In the 1960s, Women’s Liberation burst onto the scene. Women broke codes of silence, talked among themselves, and protested their continued second-class citizen status. A decade later, the movement was in full bloom. In March 1978, Ms. magazine reported on the National Women’s Conference (NWC) held the previous year, announcing that “feminists are everywhere … we are a populist, majority movement.” Not so in the 90s when people describe themselves. “Feminist? No, I’m not one of those,” most say.It’s possible that the label itself was a misnomer, which led the public and the movement itself astray. Although “egalitarian” doesn’t roll as trippingly off the tongue as “feminist,” it’s really more to the point. While feminism promotes equal rights between men and women, egalitarianism seeks equal rights for all.
As the 1995 Fourth World Conference on Women declared from Beijing: women’s rights are human rights. While bringing women’s rights into special focus, the NWC platform adopted in 1977 contained broad-ranging demands for human rights and better living conditions for all. These included comprehensive programs for the disabled, improved child abuse prevention and intervention, a national health security program, guarantees of indigenous Americans’ tribal rights, culturally sensitive education, innovative elder housing, an end to discrimination based on sexual preference, and increased funding for Social Security, welfare, and other “income-transfer” programs.

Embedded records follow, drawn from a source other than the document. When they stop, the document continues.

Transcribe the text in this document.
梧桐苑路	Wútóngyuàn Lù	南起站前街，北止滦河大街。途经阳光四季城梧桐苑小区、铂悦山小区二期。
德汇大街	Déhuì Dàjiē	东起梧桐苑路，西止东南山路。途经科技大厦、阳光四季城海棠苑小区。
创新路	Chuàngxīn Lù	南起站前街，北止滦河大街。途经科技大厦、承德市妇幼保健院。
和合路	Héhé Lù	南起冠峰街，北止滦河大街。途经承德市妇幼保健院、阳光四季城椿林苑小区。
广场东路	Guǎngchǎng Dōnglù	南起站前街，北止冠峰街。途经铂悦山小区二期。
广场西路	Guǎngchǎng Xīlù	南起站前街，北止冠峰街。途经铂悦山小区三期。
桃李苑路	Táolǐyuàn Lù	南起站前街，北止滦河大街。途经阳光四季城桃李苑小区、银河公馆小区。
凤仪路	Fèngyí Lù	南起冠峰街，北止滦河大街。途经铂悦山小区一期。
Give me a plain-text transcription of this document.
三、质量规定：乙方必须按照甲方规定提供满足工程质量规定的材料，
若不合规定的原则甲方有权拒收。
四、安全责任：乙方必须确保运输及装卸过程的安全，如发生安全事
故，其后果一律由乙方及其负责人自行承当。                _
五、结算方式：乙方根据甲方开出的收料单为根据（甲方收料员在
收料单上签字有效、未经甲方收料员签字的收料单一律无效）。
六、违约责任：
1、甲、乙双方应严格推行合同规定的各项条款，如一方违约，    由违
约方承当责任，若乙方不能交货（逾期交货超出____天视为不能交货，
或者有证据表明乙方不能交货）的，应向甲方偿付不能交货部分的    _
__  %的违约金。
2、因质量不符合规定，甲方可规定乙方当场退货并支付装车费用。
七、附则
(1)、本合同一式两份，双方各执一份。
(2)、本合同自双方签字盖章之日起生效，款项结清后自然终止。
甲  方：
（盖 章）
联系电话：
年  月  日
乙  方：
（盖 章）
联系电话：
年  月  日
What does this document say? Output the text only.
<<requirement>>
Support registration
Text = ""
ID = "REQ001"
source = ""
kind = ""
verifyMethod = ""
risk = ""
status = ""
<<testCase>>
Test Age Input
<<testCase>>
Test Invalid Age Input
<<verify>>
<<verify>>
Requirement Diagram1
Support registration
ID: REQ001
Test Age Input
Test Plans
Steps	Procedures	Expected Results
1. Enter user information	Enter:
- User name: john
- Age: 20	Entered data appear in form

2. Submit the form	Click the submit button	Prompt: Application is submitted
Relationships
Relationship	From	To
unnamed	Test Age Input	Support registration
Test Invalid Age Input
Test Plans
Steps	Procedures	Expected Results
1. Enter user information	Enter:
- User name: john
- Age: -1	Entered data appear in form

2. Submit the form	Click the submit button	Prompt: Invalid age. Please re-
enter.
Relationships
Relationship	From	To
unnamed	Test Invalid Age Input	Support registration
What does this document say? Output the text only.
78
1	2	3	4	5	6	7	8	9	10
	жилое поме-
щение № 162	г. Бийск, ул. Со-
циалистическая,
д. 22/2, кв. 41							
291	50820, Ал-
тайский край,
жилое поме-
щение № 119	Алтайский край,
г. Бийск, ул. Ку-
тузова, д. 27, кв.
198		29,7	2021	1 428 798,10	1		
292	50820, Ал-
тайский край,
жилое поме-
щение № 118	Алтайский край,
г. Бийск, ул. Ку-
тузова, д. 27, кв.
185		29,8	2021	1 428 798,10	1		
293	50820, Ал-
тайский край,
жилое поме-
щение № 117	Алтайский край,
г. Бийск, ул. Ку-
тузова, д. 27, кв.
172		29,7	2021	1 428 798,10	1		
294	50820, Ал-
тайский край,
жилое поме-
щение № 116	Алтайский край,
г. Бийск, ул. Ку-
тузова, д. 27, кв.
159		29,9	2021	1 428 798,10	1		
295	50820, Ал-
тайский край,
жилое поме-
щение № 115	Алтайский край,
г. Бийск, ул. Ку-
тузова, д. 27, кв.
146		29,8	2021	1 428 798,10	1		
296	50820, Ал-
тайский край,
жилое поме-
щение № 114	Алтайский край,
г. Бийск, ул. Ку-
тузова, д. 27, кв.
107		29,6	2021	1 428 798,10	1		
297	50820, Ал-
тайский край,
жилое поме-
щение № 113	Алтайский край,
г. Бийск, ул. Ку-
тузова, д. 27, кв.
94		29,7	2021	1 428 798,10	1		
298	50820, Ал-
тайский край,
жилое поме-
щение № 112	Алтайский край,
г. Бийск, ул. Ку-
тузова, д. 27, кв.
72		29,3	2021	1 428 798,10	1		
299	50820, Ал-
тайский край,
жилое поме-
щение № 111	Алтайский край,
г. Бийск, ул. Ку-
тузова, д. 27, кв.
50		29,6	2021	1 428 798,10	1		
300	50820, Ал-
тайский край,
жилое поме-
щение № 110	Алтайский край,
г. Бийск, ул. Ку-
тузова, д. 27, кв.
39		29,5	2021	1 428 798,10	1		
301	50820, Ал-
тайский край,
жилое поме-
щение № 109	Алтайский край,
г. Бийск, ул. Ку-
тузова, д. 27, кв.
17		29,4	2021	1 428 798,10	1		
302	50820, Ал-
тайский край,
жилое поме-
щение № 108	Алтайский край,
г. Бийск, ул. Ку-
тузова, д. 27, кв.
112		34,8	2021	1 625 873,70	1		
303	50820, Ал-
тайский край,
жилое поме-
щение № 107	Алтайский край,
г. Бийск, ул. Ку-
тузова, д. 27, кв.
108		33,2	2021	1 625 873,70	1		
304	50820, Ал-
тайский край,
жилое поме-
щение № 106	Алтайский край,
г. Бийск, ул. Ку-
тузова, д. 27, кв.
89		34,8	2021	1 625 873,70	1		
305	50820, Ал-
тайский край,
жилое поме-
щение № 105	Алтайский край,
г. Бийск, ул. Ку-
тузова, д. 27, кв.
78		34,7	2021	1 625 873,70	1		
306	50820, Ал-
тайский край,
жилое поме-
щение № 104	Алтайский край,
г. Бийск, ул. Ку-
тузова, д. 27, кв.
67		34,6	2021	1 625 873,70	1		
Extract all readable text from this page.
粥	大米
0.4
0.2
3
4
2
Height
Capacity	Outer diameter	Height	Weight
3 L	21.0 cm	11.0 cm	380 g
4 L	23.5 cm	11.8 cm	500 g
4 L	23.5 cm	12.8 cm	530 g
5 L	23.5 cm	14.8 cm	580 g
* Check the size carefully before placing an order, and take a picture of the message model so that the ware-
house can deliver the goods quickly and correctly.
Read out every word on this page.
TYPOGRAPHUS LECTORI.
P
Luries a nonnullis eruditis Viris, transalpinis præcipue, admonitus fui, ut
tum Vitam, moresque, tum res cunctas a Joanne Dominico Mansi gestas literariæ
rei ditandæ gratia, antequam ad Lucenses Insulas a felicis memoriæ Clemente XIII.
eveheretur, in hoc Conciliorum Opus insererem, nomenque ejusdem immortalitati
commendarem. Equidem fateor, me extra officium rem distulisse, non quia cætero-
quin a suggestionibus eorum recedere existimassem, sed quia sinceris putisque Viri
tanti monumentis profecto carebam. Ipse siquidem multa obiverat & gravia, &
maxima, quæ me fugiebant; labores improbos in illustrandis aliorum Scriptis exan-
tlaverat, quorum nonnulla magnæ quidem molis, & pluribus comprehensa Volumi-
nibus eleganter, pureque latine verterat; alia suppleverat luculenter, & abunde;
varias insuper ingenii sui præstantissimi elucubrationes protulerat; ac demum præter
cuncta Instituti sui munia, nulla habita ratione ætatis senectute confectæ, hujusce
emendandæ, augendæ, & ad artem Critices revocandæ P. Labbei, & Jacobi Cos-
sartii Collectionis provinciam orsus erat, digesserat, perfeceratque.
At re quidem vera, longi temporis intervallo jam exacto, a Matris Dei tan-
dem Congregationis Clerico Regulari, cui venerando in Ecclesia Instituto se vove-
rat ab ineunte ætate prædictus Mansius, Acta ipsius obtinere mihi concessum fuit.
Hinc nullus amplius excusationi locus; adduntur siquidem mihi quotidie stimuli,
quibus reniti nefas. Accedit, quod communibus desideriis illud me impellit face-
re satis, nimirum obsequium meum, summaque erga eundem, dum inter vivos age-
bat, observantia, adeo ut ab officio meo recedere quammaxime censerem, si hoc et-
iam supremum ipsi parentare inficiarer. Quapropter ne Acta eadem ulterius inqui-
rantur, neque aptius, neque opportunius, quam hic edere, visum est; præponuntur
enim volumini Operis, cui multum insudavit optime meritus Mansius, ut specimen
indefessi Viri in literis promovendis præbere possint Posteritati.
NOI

Whatever you call the political ideology of this platform – egalitarian or feminist – its goals have by no means been fulfilled. An entire generation of people has been born and grown up, including my own daughters, but women still aren’t really equal to men, classism and racism persist, and the US government often acts like a mad scientist conducting draconian experiments in social Darwinism.
More women work outside the home than ever before in our society, yet work done in the home – that backbone of living itself called childrearing and homemaking – is still not economically valued. Unless you pay someone else to do it for you. The NWC called for “covering homemakers in their own right under Social Security.”
Neither has violence in the home been eliminated. Men far outnumber women on state boards and commissions, and in corporate offices and the federal government. “Traditional” women’s jobs still pay less than “men’s” jobs, and federal law doesn’t mandate equal pay for work of equal value. “Workfare” – which the NWC denounced as “work without wage, without fringe benefits or bargaining rights, and without dignity” – is now a reality.
And, while we have a patchwork of laws aimed at ending gender discrimination, hopes for a federal ERA died on the vine long ago.
Second-wave feminism went the way of the first wave. Despite protestations to the contrary, powerful feminist organizations such as NOW remained largely an interest of the usually White middle-class. Volunteer work didn’t grant you membership: your annual dues did. In Vermont, the state ERA committee preferred pricey dinners to potlucks for fundraisers. It threw gay rights overboard in an effort to pretend that the amendment wouldn’t grant homosexuals the legal protections of marriage. This sop to the right-wing backlash got us nowhere. The movement splintered and foundered.
Clearly, there is still a great deal for activists to do. The problems haven’t gone away and the groundswell can build again. It may appear that we’ve lost the interest particularly of the younger generation. But times and consciousnesses do change with the right inspiration. To paraphrase something an older woman once told me in the mid-1980s: What we need to do for non-feminists is screw in the lightbulb of feminism, so that later they can turn the light on.